Here again, we follow the Buddha’s example. He didn’t teach until he had found what he was looking for, and knew that what he’d found was really good, worth sharing with others. One of the meanings of “Tathagata”—one who has become true or become authentic—is that he acts in line with his words, and he speaks in line with his actions. So in your desire to pursue the true happiness of others, you’ve got to pursue your own true happiness first, because it’s only when words are backed up by actions that they have power.

At the same time, you have to remember that when you practice, you’re developing merit. You have something good to share with others who have died. The better your practice, the more merit you have to share. That’s another way you can help your parents and friends when they’re really in need.

So as you’re sitting here meditating, remind yourself it’s not just for you that you’re doing this. And you’re not the only one who’s going to benefit. You’re trying to see if what the Buddha taught was true, that we gain happiness by training the mind. And you do it the only way you can do it: by training your own mind, by putting his teachings to the test. This, of course, puts you to the test as well, because if you’re going to give a fair evaluation of the Dhamma, you have to give the Dhamma a fair test. And you have to develop the dhamma of mindfulness, alertness, all your powers of observation to make sure that your actions actually do fall in line with what the Buddha taught. This is practicing the Dhamma in accordance with the Dhamma. It starts out as a gift to yourself, and then it spreads out to be a gift to others. And it’s not a gift only after you’ve gained awakening, because all along the way, you’re acting in ways that are harmless and you have good things to share.

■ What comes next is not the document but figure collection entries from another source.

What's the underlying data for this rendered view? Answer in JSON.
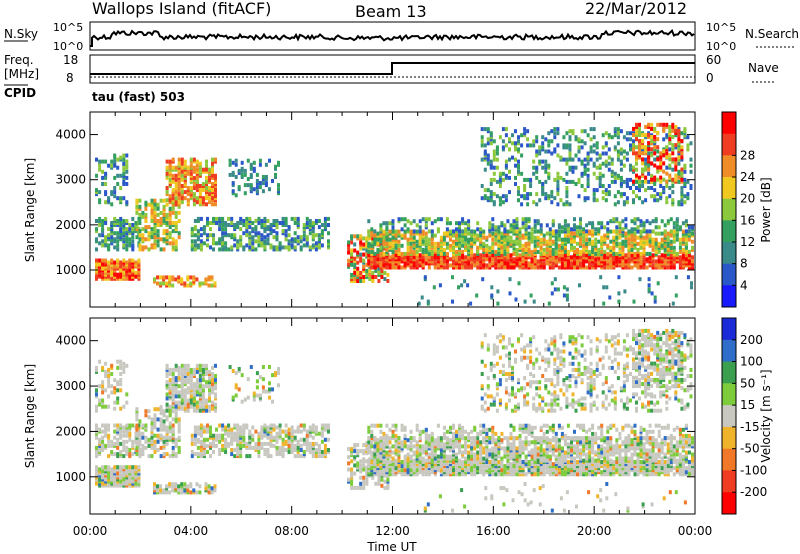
{
  "header": {
    "station": "Wallops Island (fitACF)",
    "beam": "Beam 13",
    "date": "22/Mar/2012"
  },
  "summary": {
    "nsky_label": "N.Sky",
    "nsky_top": "10^5",
    "nsky_bottom": "10^0",
    "nsearch_label": "N.Search",
    "nsearch_top": "10^5",
    "nsearch_bottom": "10^0",
    "freq_label": "Freq.",
    "freq_unit": "[MHz]",
    "freq_top": "18",
    "freq_bottom": "8",
    "nave_label": "Nave",
    "nave_top": "60",
    "nave_bottom": "0",
    "cpid_label": "CPID",
    "cpid_value": "tau (fast) 503"
  },
  "chart_data": [
    {
      "type": "heatmap",
      "name": "power",
      "ylabel": "Slant Range [km]",
      "xlabel": "Time UT",
      "x_ticks": [
        "00:00",
        "04:00",
        "08:00",
        "12:00",
        "16:00",
        "20:00",
        "00:00"
      ],
      "y_ticks": [
        1000,
        2000,
        3000,
        4000
      ],
      "ylim": [
        180,
        4500
      ],
      "xlim_hours": [
        0,
        24
      ],
      "colorbar": {
        "label": "Power [dB]",
        "ticks": [
          "4",
          "8",
          "12",
          "16",
          "20",
          "24",
          "28"
        ],
        "colors": [
          "#1a1aff",
          "#2b58c8",
          "#3a8a8a",
          "#33a060",
          "#8cc83c",
          "#f0c820",
          "#f08c28",
          "#f03c20",
          "#ff0000"
        ]
      }
    },
    {
      "type": "heatmap",
      "name": "velocity",
      "ylabel": "Slant Range [km]",
      "xlabel": "Time UT",
      "x_ticks": [
        "00:00",
        "04:00",
        "08:00",
        "12:00",
        "16:00",
        "20:00",
        "00:00"
      ],
      "y_ticks": [
        1000,
        2000,
        3000,
        4000
      ],
      "ylim": [
        180,
        4500
      ],
      "xlim_hours": [
        0,
        24
      ],
      "colorbar": {
        "label": "Velocity [m s⁻¹]",
        "ticks": [
          "200",
          "100",
          "50",
          "15",
          "-15",
          "-50",
          "-100",
          "-200"
        ],
        "colors": [
          "#1a2ad8",
          "#2e6ec8",
          "#3aa050",
          "#7ccc3c",
          "#c8c8c0",
          "#f0b42c",
          "#f07828",
          "#f03c20",
          "#ff0000"
        ]
      }
    }
  ]
}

When you’re generous, people are happy to receive the fruits of your generosity. When you observe the precepts, people can learn to trust you. They have a sense that they’re safe around you. And when you train the mind to bring some control over its greed, aversion, and delusion, these things don’t go prowling around and biting the neighbors. So in your own pursuit of happiness, you’re helping others. It’s good to remember that when the meditation seems like a lonely process. Even though you get advice from others, it’s something you have to do on your own,

But the fact that others are giving advice, and are setting a good example, means that they have goodwill for you. They would be happy to see you succeed. So in this way, we’re all in this together. It may be a very select group, a very small group, but to know that there are people in the world who are practicing the Dhamma, and they have goodwill for everybody, and they take joy in seeing other people practice: Let that thought encourage you in your own pursuit of happiness.